With no Canadian franchise in the NHL playoffs for the first time since 1969-70, Laurence admitted hockey was “not quite where we expected it to be,” but said declines were partially offset by a better-than-expected performance from the Toronto Blue Jays.

He said an ongoing restructuring of its media division is expected to bring costs in-line with revenues.
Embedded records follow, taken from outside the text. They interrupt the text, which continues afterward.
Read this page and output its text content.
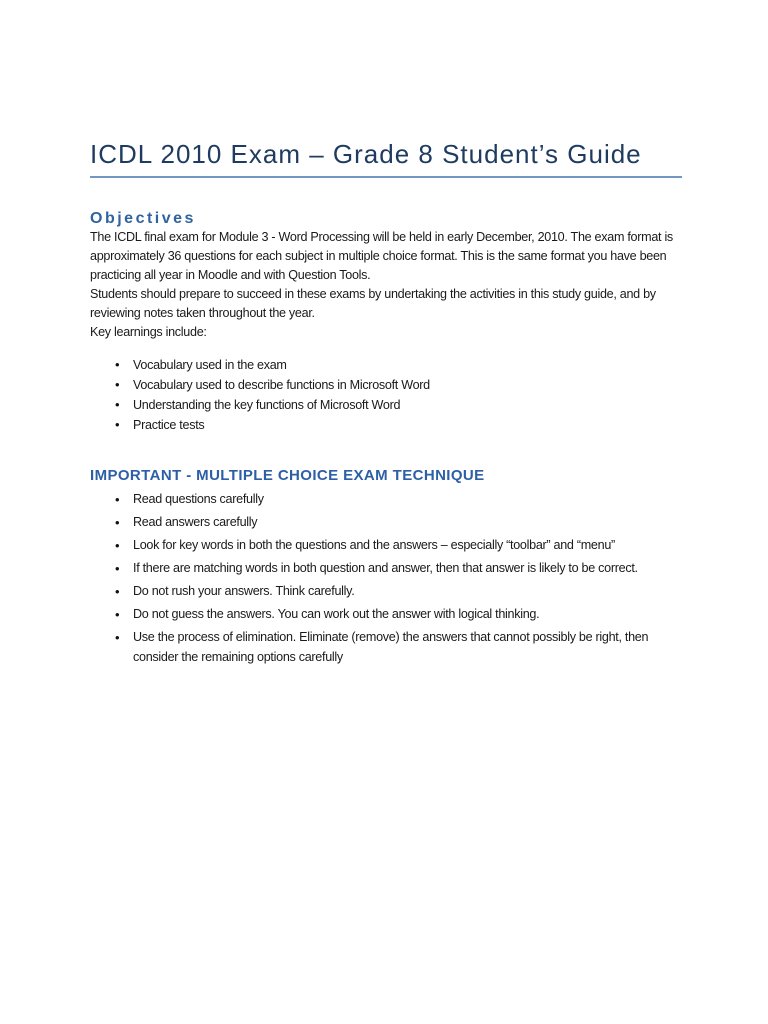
ICDL 2010 Exam – Grade 8 Student’s Guide
Objectives

The ICDL final exam for Module 3 - Word Processing will be held in early December, 2010. The exam format is approximately 36 questions for each subject in multiple choice format. This is the same format you have been practicing all year in Moodle and with Question Tools.

Students should prepare to succeed in these exams by undertaking the activities in this study guide, and by reviewing notes taken throughout the year.

Key learnings include:

• Vocabulary used in the exam
• Vocabulary used to describe functions in Microsoft Word
• Understanding the key functions of Microsoft Word
• Practice tests
IMPORTANT - MULTIPLE CHOICE EXAM TECHNIQUE
• Read questions carefully
• Read answers carefully
• Look for key words in both the questions and the answers – especially “toolbar” and “menu”
• If there are matching words in both question and answer, then that answer is likely to be correct.
• Do not rush your answers. Think carefully.
• Do not guess the answers. You can work out the answer with logical thinking.
• Use the process of elimination. Eliminate (remove) the answers that cannot possibly be right, then consider the remaining options carefully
The restructuring is expected to be complete by the end of the second quarter, he said.

The company’s total revenues for the quarter increased 2% to $3.24 billion, led by 5% growth in its wireless business to $1.9 billion. “We can now say that we’ve re-established momentum in the wireless market,” said Laurence, noting that customer churn in the quarter was the company’s lowest in seven quarters and represented its best Q1 performance since 2010.

Elsewhere, cable revenues fell 2% to $856 million, which Laurence attributed to subscriber losses in TV and home phone, as well as the company’s response to discounting in the market.

While the CRTC announced last week that 60,000 Canadians have signed up for so-called “skinny basic” cable packages since BDUs began offering them in March, Laurence said many Rogers customers have opted to retain their existing cable package.

“It’s a bit like going to McDonald’s,” he said. “We’ve now given customers the chance to buy a basic hamburger and fries separately; some do, but most stick with the meal option of a quarter pounder, fries and a drink because they are better value for money.”

Asked by an analyst if a specific type of customer is looking at the new skinny basic packages, Laurence responded: “It’s your grandmother.”

The company also reported progress in the area of customer service, with Laurence noting customer complaints about the Rogeres brand as measured by the Commissioner for Complaints for Telecommunications Services (CCTS) were down 65%.

Laurence also said roaming related complaints have fallen by almost 90% compared to three years ago with help from such services as “Roam Like Home,” which launched in 2014 and charges subscribers $5 day for unlimited calling and messaging when travelling to more than 100 global destinations.

Marketing and MarketingMag.ca are also owned by Rogers.